—Pierre…
—Tienes razón —concedió—, ¿para qué hemos de discutir por una misión imposible de llevar a cabo? Esa mujer vive en el inexpugnable poblado de Ambovombe. Ni siquiera podréis acercaros a ella.
—A no ser que sea el propio Ambovombe quien nos invite a entrar.
—¿Qué demonios estás diciendo?
—El soberano nos ha encomendado que presentemos nuestros respetos al nuevo rey de los anosy y que favorezcamos un clima de confianza que permita a Matthieu transcribir la melodía.
Pierre se quedó mudo. Se levantó y dio un par de vueltas sobre sí mismo.
—Francia haciendo honores a ese asesino… —dijo por fin—. Una embajada…
—Abanderada por un músico que tocará para él las más bellas melodías de los compositores europeos. ¿Qué mejor manera de amansar a una bestia? ¿No es una idea brillante?
Un pequeño remolino de viento se formó frente al baobab.
El médico estaba aturdido. La Bouche exageró un suspiro al tiempo que se incorporaba.
—Ven aquí —dijo.
Pasó el brazo por los hombros de Pierre y se lo llevó aparte. Matthieu recordó que el capitán utilizó el mismo gesto con él para frenar la discusión que mantuvieron en el barco al poco de iniciar la travesía, antes de detenerse en la isla de Gorée. Los contempló mientras se alejaban de la fogata. En un primer momento consideró que debía concederles cierta intimidad, pero pronto cambió de idea y fue a unirse a ellos sin ningún reparo.

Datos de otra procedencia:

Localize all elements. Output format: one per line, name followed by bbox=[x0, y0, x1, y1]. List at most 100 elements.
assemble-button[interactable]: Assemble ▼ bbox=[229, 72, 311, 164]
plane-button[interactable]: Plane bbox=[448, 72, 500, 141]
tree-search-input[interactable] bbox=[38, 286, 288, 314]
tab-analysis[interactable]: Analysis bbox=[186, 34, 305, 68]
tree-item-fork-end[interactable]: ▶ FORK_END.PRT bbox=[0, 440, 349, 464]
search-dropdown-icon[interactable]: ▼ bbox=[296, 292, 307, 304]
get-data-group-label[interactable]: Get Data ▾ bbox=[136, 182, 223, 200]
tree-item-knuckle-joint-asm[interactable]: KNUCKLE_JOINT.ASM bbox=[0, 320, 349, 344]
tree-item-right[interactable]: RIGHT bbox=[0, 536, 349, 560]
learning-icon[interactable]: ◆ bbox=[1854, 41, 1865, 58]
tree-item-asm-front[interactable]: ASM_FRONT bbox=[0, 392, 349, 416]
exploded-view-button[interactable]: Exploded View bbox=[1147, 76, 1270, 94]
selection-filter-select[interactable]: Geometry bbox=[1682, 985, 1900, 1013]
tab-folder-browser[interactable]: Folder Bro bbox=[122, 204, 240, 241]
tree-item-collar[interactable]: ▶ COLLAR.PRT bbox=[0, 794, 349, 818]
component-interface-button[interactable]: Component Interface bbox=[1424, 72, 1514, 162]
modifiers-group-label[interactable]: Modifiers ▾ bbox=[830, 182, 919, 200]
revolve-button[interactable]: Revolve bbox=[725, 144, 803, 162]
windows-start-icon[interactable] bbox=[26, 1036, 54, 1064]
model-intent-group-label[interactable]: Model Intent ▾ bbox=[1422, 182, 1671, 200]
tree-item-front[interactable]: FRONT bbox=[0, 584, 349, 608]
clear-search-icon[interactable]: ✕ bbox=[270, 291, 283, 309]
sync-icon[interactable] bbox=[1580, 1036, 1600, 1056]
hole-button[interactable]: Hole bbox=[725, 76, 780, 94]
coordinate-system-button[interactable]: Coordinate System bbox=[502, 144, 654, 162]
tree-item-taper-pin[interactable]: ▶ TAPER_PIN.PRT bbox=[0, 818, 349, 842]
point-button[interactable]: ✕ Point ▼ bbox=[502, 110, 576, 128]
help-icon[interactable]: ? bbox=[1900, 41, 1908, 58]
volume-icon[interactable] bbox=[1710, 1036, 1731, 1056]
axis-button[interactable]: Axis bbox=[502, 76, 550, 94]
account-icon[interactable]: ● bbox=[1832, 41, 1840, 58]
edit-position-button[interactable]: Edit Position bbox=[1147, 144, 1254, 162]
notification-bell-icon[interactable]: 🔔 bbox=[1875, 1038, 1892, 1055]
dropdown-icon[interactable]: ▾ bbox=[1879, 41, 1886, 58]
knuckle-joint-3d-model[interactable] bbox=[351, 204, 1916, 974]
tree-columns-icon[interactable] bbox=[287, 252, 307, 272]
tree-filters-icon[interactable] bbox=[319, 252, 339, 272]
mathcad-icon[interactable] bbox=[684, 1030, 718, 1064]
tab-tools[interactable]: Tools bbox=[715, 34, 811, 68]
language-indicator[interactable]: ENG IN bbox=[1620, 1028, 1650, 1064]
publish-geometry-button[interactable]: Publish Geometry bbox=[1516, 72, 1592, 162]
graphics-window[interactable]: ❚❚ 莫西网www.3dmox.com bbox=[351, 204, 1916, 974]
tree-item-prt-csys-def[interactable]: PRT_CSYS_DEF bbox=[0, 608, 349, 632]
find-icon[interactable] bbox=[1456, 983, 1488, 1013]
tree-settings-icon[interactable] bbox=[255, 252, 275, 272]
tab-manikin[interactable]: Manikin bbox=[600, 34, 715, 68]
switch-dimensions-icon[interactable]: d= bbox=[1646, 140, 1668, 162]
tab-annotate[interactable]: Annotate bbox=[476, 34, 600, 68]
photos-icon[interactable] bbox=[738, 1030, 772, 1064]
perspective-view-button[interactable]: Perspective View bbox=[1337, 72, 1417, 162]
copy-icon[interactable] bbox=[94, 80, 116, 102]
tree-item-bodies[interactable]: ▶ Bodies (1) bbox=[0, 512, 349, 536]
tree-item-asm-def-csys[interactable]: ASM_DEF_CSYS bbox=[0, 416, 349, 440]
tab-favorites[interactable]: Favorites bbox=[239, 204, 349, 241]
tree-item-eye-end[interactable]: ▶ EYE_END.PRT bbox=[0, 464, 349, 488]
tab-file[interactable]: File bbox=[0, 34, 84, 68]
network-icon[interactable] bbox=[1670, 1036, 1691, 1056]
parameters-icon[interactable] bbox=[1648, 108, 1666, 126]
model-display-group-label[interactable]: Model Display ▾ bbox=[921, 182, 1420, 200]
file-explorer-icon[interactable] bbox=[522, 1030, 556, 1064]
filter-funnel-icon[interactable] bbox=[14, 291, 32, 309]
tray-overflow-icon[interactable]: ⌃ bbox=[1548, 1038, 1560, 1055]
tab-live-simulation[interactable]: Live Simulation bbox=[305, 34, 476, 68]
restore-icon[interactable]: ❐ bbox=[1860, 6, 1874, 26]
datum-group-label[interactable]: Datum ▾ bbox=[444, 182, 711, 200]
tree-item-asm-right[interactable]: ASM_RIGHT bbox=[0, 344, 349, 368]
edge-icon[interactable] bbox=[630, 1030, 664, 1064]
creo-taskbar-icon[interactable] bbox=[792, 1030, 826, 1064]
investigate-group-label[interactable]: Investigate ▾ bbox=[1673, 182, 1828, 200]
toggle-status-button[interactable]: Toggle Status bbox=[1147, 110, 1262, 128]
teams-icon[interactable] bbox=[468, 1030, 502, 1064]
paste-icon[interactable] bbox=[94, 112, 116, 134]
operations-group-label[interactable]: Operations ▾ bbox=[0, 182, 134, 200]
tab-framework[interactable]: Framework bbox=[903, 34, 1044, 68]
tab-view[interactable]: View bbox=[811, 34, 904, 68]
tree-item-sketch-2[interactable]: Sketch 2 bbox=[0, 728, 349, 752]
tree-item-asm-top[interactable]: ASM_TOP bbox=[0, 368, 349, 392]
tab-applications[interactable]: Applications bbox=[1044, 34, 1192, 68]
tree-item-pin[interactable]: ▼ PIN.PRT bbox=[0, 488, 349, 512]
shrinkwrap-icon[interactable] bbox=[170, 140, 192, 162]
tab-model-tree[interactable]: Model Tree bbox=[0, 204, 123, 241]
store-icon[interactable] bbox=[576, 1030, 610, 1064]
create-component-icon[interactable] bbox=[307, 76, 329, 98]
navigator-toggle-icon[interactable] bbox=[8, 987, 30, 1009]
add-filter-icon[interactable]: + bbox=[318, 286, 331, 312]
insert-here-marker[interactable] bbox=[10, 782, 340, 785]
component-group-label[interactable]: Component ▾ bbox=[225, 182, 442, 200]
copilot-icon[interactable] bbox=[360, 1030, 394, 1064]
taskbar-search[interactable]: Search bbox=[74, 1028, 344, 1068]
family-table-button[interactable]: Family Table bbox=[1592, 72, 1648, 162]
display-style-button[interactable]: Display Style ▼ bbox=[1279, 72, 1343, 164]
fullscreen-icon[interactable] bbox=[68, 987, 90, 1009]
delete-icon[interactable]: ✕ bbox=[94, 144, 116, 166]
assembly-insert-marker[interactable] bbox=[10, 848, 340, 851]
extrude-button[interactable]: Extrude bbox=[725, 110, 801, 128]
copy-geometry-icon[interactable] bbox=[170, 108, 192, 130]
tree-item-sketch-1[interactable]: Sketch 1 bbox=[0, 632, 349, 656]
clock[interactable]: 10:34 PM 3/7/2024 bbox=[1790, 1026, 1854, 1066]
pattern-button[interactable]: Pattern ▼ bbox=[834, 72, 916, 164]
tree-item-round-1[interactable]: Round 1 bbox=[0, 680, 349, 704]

—Necesito que me acompañes, Pierre —estaba diciéndole La Bouche.
El médico llegó a pensar que no había entendido bien.
—¿Qué?
—Te estoy pidiendo ayuda, no me hagas suplicar. Perdí a mi traductor en la primera andanada de Misson.
—Primero me dices que vas a reunirte con ese asesino y ahora me pides que forme parte de tu expedición…
—¡No tengo la culpa de que sea él quien controla la isla! —le cortó.
—¿No tienes vergüenza? ¡Hablamos del hombre que ha exterminado a mi gente! —chilló espantado.
—¡Eres francés, maldita sea! ¡Deja de hablar como si te hubiera parido una negra!
Pierre retrocedió unos pasos. Esbozó una mueca inundada de tristeza.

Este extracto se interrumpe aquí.